Personalmente i (pochi) sistemi equalizzati che ho sentito fondamentalmente non mi son piaciuti nè con l'equalizzazione nè senza. [/I]

Di miracolistico non c'è proprio nulla, si tratta invece di scienza (io vengo dal mondo scientifico...), di applicare principi di fisica non in modo empirico mettendo un quadro, ma in modo rigoroso tramite un software.
Oltretutto se fai una misura prima e una dopo ti accorgi in modo inequivocabile dei cambiamenti, perchè lo visualizzi su un grafico e non con un "mi sembra di sentire meglio"
Quando hai un fastidiosissimo rimbombo e code lunghissime sui bassi che dopo la correzione spariscono, il risultato è evidente.
Che poi la nostra percezione di ciò che è bello o che ci piace sia influenzata da fattori non facilmente dimostrabili e tutto un altro discorso che la cia terreno fertile agli amanti dei cavi da migliaia di euro al metro...

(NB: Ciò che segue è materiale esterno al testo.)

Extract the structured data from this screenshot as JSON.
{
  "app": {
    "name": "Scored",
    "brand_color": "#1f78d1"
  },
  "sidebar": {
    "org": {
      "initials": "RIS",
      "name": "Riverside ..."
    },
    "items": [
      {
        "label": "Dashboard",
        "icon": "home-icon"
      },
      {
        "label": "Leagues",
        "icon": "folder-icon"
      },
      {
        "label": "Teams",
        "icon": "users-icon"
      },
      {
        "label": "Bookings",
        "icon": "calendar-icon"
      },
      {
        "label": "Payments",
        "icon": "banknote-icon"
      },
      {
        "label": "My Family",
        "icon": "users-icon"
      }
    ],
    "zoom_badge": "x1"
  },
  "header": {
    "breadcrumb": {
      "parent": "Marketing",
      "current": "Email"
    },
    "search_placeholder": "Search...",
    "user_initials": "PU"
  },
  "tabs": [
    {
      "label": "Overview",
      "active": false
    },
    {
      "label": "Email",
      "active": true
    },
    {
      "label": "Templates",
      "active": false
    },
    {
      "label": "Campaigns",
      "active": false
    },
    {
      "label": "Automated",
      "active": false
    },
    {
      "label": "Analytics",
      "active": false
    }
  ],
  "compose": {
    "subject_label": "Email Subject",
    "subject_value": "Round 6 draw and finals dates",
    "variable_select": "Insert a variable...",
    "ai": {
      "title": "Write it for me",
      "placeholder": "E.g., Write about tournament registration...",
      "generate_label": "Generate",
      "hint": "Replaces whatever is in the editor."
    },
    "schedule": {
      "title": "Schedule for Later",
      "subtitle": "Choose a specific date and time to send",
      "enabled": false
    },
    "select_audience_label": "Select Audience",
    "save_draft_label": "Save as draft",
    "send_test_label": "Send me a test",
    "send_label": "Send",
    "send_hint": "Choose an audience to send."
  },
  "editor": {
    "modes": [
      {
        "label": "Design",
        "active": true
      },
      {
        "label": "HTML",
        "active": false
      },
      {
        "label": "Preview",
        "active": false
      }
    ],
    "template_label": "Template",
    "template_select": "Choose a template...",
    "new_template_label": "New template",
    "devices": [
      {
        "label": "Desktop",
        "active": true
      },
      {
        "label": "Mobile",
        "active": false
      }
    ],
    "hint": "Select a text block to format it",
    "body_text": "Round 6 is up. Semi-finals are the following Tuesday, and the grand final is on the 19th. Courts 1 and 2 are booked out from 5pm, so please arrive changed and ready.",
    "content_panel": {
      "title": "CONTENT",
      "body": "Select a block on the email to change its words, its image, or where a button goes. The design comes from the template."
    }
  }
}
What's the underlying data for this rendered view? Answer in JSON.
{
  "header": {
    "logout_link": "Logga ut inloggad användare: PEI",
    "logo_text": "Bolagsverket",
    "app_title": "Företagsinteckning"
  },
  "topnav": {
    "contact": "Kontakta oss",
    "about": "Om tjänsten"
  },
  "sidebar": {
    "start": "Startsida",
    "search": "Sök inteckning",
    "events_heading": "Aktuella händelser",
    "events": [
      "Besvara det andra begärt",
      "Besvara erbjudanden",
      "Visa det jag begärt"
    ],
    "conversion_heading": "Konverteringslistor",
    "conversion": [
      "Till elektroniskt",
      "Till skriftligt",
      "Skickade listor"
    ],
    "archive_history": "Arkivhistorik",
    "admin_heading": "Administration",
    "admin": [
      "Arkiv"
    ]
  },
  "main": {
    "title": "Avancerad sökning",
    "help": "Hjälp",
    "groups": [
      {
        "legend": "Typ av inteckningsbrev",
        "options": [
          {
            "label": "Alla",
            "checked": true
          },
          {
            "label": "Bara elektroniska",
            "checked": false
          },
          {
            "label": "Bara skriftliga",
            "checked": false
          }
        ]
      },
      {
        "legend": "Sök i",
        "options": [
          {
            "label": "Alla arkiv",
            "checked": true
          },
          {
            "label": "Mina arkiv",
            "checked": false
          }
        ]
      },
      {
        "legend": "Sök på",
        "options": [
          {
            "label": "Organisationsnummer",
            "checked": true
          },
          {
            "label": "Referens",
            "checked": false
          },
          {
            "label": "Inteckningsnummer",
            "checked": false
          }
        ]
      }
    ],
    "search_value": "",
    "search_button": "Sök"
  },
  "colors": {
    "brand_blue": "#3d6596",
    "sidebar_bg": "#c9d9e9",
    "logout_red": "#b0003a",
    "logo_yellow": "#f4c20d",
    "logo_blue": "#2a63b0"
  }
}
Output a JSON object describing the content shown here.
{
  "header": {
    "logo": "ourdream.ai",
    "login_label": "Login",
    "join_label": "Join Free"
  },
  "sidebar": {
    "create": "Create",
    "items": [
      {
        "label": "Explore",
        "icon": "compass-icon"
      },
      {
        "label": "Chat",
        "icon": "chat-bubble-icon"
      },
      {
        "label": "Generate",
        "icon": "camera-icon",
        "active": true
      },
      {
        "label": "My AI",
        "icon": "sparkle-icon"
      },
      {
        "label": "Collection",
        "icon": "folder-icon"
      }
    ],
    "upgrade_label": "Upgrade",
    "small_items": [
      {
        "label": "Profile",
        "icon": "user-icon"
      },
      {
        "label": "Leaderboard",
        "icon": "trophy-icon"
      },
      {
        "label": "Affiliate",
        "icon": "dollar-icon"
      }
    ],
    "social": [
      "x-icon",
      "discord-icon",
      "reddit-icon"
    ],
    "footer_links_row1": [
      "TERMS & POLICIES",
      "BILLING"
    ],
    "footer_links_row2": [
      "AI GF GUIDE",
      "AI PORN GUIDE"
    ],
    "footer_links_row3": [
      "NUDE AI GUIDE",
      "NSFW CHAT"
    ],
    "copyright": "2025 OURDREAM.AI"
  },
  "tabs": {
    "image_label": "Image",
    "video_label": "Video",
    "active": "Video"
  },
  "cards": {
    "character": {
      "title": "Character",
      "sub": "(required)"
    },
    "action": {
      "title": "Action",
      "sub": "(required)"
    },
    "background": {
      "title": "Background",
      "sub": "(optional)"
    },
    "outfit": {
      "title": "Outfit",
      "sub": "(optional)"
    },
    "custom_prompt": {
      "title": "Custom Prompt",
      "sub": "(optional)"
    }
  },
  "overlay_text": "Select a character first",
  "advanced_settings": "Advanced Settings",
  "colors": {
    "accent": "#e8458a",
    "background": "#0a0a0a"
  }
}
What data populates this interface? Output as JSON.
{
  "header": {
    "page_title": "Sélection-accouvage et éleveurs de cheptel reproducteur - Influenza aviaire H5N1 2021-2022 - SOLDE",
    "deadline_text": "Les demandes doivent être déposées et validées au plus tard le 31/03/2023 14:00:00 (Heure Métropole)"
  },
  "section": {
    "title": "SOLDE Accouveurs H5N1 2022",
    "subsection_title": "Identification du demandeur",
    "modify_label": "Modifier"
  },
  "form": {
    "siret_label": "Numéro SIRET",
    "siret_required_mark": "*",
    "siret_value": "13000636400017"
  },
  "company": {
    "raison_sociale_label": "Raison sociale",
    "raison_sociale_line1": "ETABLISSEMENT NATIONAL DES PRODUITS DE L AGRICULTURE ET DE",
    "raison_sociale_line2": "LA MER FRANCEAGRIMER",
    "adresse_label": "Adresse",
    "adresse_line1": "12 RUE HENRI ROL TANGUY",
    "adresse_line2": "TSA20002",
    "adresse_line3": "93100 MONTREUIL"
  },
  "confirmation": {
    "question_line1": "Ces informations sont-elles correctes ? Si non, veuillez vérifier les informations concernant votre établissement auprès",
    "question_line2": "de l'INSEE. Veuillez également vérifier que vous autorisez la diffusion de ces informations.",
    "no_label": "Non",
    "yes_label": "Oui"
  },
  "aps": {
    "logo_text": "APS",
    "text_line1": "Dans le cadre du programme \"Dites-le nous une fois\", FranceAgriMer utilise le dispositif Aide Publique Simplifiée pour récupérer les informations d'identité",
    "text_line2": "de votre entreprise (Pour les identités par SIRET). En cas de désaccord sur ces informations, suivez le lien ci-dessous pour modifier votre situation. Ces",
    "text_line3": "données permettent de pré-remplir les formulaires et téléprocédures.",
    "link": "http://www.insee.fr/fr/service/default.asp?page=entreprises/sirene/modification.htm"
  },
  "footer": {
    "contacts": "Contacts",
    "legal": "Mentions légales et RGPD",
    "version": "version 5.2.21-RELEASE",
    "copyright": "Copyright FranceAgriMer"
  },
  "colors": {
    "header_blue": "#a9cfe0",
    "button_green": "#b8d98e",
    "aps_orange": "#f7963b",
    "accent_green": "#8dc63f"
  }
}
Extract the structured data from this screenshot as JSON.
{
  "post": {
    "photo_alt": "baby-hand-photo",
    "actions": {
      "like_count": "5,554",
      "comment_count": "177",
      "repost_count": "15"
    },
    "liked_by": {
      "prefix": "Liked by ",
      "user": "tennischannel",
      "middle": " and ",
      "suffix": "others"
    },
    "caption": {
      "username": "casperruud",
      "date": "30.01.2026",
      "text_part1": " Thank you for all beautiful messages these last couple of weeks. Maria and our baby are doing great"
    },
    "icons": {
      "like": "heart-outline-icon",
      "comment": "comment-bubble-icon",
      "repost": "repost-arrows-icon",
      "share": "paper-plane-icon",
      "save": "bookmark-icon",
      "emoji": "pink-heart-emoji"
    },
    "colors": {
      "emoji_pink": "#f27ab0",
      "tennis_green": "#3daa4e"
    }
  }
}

Sul discorso che gli impianti corretti tendono a suonare in maniera simile, è proprio perchè ci si avvicina meglio a ciò che è stato inciso sul disco, per cui l'ALta fedeltà non diviene più ricerca della riproduzione dell'evento REALE ma l'avvicinarsi il più possibile a quello che è stato registrato.
Ripeto ancora, una correzione ben fatta, sia fisicamente che elettronicamente dà un miglioramento notevolissimo.